All this makes for pretty incredible TV but we don't stop there. We go beyond and show how replacing the damaging drug with a nontoxic substitute, and the creation of vulture "restaurants" and rehabilitation centers are bringing new hope for the rescue of an species no one realized they needed. And we go paragliding with them over the Himalayas -- eye to eye with vultures soaring on thermals for hours. Now the audience can see them for what they are: lovely and valuable.

In many ways this show is on the frontline of where the conservation movement is heading. The mission of my organization, Conservation International, can be roughly summarized in four simple words: Save nature, live better. That's the idea behind CI's recent Nature Is Speaking campaign; it's also the concept that EARTH A New Wild tries to bring to life through the stunning power of visuals.

Organizations like The Nature Conservancy (a primary partner in promoting the show and whose work is featured in several episodes), WWF, and the Wildlife Conservation Society are also embracing the notion that unless human communities account for the value of nature, saving nature will rest precariously on the frivolity of loving nature.

As much as I love wild things and wild places, I know love alone is not enough.

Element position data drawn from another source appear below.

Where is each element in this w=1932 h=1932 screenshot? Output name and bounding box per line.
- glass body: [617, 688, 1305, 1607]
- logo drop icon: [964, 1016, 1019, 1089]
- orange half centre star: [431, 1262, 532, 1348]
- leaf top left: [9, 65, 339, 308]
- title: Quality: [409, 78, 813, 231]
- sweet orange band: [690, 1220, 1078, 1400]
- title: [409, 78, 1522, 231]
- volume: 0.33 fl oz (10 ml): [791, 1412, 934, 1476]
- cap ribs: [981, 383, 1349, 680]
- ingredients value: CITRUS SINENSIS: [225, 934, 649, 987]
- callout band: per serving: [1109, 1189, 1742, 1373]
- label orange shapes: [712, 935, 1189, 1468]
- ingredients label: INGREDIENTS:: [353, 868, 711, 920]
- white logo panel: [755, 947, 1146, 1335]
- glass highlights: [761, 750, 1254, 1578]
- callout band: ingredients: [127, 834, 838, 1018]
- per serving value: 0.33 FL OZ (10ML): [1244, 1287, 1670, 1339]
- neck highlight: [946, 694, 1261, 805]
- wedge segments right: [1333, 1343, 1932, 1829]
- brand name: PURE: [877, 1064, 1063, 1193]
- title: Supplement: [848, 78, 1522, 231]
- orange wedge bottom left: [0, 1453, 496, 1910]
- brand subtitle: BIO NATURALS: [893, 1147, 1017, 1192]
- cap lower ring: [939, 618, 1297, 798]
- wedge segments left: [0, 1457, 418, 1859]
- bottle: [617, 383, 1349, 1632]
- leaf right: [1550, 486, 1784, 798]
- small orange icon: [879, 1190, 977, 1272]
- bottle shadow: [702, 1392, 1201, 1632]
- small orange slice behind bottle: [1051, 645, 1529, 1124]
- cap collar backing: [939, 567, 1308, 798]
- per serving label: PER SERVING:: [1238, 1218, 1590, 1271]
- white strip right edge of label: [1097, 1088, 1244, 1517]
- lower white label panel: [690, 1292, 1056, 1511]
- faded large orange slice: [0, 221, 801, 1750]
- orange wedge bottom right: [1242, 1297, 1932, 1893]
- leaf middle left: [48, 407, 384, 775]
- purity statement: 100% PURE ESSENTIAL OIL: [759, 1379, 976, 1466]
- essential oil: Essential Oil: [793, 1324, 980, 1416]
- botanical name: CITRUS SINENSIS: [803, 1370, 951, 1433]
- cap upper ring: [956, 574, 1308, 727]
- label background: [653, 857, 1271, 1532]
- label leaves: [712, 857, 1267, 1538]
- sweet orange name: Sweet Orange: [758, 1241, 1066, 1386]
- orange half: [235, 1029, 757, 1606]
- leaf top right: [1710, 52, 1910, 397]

Our team traveled to 29 countries and 45 locations to make this series. Each story surprised me, made me rethink what I thought I knew. There is no way I could have told these stories without series director Dave Allen -- one of the finest natural history filmmakers out there today -- and his team from Passion Planet and National Geographic Television. And PBS is probably the only platform out there willing to take the risk of trying such a unique show in a genre that has bifurcated toward either blue-chip natural history documentaries or reality television.

At the end of the day we tried to make something we would want to watch ourselves. No one wants to watch a lecture on TV. We wanted you to be entertained, to fall in love again and learn to value the natural world -- except this time with us in it. If we succeed, then we will have forever banished this notion that people are somehow separate from nature -- and the reasons for saving nature now really become about saving ourselves.

Oh, and we put in lots of baby pandas.